Sembra essere una legge di natura: più invecchi, più conservi. Ti aggrappi alle testimonianze di un’epoca in cui hai vissuto e fatto cose. Non me lo spiego altrimenti.
Ieri sono andata a trovare i miei genitori. Non mi hanno prestato molta attenzione, impegnati com’erano a fare il cambio di stagione. La procedura osservata prevedeva che ogni capo venisse liberato dalla plastica protettiva, portato in terrazza ad arieggiare, ricoperto nuovamente qualche ora dopo e riposto in uno degli armadi a quattro ante del piano superiore, quelli appartenuti alle nostre camerette di ragazze e ora utilizzati per il loro guardaroba.

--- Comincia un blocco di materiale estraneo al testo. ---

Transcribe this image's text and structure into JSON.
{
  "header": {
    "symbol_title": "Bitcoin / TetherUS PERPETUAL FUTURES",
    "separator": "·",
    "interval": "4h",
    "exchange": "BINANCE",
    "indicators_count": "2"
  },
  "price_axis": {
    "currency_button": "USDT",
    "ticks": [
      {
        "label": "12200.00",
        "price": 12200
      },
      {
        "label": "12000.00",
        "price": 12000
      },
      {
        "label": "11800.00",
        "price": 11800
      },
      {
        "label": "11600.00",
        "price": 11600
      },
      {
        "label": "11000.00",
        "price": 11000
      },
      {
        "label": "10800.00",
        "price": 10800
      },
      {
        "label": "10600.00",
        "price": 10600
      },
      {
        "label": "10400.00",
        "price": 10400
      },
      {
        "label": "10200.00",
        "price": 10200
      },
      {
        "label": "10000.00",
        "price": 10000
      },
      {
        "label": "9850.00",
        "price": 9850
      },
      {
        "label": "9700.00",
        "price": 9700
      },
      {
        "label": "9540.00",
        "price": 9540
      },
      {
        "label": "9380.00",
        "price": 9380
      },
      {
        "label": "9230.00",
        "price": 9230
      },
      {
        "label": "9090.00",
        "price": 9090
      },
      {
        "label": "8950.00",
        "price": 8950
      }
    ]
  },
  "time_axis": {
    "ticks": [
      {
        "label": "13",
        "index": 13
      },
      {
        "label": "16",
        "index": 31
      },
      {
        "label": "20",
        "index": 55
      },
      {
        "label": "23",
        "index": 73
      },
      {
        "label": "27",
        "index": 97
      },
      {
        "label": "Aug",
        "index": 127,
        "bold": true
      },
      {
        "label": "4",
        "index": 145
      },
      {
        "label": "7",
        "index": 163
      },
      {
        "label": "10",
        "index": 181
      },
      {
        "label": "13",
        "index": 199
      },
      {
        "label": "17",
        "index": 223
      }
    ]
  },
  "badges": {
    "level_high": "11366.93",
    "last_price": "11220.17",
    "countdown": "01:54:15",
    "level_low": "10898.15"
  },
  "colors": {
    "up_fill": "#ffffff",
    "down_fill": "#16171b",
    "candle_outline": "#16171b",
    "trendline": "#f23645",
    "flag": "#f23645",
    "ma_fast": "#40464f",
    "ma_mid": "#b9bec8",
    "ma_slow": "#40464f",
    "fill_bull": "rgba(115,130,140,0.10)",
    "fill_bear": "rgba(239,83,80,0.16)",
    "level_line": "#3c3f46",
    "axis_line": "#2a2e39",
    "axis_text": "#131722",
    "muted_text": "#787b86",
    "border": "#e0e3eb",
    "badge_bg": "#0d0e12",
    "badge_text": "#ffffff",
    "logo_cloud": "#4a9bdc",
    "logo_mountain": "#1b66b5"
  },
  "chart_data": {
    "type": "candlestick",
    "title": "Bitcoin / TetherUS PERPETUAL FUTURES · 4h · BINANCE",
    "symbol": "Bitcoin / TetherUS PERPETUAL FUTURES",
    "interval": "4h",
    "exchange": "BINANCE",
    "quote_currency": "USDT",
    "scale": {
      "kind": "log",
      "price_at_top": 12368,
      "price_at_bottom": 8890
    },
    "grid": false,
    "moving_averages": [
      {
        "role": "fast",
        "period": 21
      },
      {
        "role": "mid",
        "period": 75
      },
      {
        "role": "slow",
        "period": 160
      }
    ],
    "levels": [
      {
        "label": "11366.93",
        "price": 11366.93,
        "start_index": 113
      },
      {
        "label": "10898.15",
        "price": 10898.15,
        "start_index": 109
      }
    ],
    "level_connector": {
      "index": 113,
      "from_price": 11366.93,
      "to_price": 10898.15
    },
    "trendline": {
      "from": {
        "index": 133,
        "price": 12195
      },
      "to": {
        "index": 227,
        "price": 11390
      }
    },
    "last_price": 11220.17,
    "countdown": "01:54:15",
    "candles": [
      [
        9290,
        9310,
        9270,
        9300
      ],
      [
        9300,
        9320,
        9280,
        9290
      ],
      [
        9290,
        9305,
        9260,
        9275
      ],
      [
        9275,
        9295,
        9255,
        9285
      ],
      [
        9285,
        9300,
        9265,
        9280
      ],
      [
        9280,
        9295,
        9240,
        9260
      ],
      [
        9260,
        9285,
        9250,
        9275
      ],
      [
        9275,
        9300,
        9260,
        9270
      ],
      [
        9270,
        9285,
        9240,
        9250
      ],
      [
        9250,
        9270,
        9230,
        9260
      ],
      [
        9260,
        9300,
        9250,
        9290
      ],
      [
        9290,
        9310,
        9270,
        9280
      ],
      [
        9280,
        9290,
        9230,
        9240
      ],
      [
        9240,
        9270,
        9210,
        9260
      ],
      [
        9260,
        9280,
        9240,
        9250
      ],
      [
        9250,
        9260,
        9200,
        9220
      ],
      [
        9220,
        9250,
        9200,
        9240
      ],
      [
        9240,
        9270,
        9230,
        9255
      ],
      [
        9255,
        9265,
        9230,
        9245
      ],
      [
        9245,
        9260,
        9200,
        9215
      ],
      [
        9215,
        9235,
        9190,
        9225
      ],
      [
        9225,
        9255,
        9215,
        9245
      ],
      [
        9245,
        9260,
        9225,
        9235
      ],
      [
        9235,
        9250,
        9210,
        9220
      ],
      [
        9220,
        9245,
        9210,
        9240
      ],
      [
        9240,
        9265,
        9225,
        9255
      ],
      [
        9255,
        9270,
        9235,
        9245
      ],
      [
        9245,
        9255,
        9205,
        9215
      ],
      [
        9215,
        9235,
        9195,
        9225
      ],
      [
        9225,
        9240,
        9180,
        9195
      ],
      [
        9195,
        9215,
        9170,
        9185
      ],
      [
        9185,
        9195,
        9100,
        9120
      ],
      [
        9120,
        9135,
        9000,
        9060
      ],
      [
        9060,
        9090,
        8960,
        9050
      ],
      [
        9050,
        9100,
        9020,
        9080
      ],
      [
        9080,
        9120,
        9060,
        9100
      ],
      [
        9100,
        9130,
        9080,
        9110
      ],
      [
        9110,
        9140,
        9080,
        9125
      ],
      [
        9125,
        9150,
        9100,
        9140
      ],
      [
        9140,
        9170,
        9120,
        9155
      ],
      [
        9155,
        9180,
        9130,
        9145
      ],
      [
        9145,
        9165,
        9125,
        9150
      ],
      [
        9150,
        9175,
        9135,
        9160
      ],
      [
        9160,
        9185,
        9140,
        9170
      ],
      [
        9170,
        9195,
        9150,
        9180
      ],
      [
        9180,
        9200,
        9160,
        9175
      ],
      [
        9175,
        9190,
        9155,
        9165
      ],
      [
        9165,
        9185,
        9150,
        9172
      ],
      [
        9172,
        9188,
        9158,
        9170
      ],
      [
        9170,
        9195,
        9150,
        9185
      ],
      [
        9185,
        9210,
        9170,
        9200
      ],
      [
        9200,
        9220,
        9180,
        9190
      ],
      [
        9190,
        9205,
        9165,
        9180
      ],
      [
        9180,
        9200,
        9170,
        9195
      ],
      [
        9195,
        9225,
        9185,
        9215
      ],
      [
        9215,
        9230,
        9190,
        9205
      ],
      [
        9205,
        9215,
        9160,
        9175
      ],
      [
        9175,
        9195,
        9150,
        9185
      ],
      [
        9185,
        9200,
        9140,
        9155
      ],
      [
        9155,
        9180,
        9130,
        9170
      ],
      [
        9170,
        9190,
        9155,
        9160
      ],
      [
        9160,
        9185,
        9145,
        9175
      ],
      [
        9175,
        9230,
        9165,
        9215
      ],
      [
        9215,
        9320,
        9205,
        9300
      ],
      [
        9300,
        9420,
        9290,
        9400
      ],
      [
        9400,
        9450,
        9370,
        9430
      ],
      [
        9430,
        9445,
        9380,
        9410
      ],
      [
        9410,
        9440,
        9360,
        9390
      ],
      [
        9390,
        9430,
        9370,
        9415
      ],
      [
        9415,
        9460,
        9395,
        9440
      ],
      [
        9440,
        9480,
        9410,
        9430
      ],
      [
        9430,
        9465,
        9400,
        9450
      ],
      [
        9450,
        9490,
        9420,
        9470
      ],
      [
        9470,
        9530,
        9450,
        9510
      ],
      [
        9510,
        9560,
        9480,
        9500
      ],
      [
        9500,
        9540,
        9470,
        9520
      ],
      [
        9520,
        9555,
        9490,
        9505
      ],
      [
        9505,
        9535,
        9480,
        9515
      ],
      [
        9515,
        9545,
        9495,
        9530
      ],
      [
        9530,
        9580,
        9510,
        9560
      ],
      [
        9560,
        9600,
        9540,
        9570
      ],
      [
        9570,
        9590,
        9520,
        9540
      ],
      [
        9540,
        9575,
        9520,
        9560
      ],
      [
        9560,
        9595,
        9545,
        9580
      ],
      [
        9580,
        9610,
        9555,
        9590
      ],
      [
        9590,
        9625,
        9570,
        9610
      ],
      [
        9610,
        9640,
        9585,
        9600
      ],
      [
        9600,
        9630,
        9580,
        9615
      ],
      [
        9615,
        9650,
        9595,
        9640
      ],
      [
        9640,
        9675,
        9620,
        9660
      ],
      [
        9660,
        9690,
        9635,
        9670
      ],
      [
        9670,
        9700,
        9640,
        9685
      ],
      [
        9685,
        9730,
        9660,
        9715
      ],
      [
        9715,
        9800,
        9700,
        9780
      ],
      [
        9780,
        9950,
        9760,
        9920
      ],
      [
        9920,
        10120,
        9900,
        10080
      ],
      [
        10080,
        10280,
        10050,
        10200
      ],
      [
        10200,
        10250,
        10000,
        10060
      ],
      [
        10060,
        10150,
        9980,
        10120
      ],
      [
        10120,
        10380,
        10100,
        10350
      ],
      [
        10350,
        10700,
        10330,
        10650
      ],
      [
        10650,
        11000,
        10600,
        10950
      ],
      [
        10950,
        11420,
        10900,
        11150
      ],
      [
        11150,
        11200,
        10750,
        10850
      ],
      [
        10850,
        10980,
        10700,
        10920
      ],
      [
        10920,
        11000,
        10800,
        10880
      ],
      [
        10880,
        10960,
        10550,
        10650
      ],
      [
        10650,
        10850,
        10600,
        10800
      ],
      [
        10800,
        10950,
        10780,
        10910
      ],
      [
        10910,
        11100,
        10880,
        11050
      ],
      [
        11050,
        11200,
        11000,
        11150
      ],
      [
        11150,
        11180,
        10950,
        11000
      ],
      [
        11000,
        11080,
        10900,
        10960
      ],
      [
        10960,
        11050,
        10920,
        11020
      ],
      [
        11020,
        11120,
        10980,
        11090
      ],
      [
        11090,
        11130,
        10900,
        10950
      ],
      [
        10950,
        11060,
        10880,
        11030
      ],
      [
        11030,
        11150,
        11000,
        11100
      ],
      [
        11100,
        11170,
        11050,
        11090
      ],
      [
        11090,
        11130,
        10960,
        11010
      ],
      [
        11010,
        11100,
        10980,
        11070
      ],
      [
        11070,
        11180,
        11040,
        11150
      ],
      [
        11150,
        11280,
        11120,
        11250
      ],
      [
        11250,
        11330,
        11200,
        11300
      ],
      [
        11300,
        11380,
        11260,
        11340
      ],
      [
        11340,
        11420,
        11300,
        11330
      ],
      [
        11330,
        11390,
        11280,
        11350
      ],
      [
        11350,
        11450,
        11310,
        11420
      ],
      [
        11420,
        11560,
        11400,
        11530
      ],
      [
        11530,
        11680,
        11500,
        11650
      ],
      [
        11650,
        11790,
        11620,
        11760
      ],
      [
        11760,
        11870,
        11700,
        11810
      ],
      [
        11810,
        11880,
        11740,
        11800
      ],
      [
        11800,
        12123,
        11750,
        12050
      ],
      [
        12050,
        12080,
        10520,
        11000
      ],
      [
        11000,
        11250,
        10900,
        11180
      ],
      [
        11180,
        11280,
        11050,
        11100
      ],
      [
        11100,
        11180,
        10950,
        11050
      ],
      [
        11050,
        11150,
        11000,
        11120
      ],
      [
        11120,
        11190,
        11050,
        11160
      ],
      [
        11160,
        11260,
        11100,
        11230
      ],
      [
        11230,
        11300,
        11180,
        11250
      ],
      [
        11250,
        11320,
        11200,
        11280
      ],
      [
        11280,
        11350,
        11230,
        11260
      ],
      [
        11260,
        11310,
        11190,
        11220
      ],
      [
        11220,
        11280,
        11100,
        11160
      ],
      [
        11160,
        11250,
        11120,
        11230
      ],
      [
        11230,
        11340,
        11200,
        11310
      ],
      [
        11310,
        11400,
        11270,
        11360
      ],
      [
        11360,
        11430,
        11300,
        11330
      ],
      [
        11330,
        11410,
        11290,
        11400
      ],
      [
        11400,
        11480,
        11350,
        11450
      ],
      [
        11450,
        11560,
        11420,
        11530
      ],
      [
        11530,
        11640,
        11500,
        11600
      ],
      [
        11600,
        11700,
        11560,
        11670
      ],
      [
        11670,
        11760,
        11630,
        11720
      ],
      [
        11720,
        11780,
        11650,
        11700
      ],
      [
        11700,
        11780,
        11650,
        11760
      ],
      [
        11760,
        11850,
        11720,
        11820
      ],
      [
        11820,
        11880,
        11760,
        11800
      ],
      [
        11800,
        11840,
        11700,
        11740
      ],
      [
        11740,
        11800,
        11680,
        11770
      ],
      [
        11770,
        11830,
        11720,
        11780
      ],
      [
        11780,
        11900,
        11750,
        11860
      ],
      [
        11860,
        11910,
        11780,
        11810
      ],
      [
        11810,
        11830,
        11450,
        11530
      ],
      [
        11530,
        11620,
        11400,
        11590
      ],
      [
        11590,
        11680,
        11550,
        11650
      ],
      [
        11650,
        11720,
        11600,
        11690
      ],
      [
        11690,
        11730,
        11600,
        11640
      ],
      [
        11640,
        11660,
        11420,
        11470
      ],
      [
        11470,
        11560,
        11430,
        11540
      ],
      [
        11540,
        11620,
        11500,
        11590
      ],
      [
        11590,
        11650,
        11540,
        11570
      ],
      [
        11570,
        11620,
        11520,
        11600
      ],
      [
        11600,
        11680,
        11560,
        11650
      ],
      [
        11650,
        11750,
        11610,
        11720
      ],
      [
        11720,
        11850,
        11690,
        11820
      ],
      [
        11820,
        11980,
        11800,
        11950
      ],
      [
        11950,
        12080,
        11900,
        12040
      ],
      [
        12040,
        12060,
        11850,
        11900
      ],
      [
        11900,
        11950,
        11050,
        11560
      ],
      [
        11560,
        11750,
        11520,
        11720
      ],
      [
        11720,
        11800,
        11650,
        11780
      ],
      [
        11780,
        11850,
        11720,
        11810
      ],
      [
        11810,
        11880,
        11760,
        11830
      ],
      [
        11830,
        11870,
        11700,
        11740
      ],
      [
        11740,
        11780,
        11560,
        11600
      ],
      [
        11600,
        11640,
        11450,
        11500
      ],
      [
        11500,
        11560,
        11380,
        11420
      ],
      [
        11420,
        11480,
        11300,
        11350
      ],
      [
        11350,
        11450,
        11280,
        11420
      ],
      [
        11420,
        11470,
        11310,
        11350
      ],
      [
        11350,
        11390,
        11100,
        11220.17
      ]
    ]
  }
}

Di ogni capo veniva valutato il grado di usura, ricordato l’anno di acquisto, le occasioni in cui era stato indossato, e infine riposto là dove avrebbe riposato nei mesi successivi per essere tirato fuori nel prossimo autunno. Per essere indossato? No. Per essere conservato in un altro armadio.
“Butta quella giacca, mamma! È lì da trent’anni e sono trent’anni che non la usi!”
“Non sono trent’anni! L’ho messa nel 1985!”
Un’altra legge di natura è che invecchiando si perde il senso del tempo. Succede anche a me, convinta come sono che siano passati solo dieci anni dagli anni Novanta, ché questo succede: la mente si aggrappa all’epoca in cui si è stati felici. Deve essere per questo che i miei genitori ordinano i propri ricordi secondo una cronologia personalissima in base alla quale l’ultimo decennio è faticoso e lontano ma gli anni Ottanta no, sono solo ieri, ragion per cui non c’è alcun motivo di disfarsi di quella giacca acquistata quando si era impiegate.
“Non solo la tengo, ma te la regalo, anche. Così la potrai indossare tu”
La terza legge di natura è che non si esce mai dall’adolescenza perché anziché ringraziare per il gesto di mia madre, mi sono arrabbiata. “Stai facendo passare per gentilezza un atto di carità” le ho detto, e improvvisamente tutto quel guardaroba sovradimensionato, tutto quei capi mai più indossati ma conservati con ostinazione mi sono sembrati paradigma di qualcosa di più grande. La protervia con cui le generazioni si rifiutano di lasciare il passo, forse. Una forma di arroganza, di manifestazione di potere.
“Non è giusto che voi due occupiate quattro armadi grandi e noi, che siamo cinque, si riempa un guardaroba solo” ho recriminato vergognandomi delle mie stesse parole.
Ma poi, sopraffatta da tutta quella rabbia, sono stata costretta a ragionarci su. “L’idea di conservare, di accumulare, appartiene a un’epoca in cui la ricchezza si misurava nel possesso e nella proprietà” – ha chiosato il marito – “mentre oggi la sharing economy ci ha insegnato che la leggerezza è un valore. Il benessere non si misura nel possedere un oggetto, ma nel poterne disporre quando necessario“.
“È il concetto stesso del cambio di stagione a essere obsoleto” ha aggiunto la figlia diciassettenne vestita in t-shirt estiva e pantaloni invernali “Non esistono più le quattro stagioni ma una sola, unica, grande mezza stagione“.
E non so perché ma quest’ultima affermazione, letta in filigrana e proiettata su me, suoi miei genitori, i miei figli, mi ha placato e rasserenato.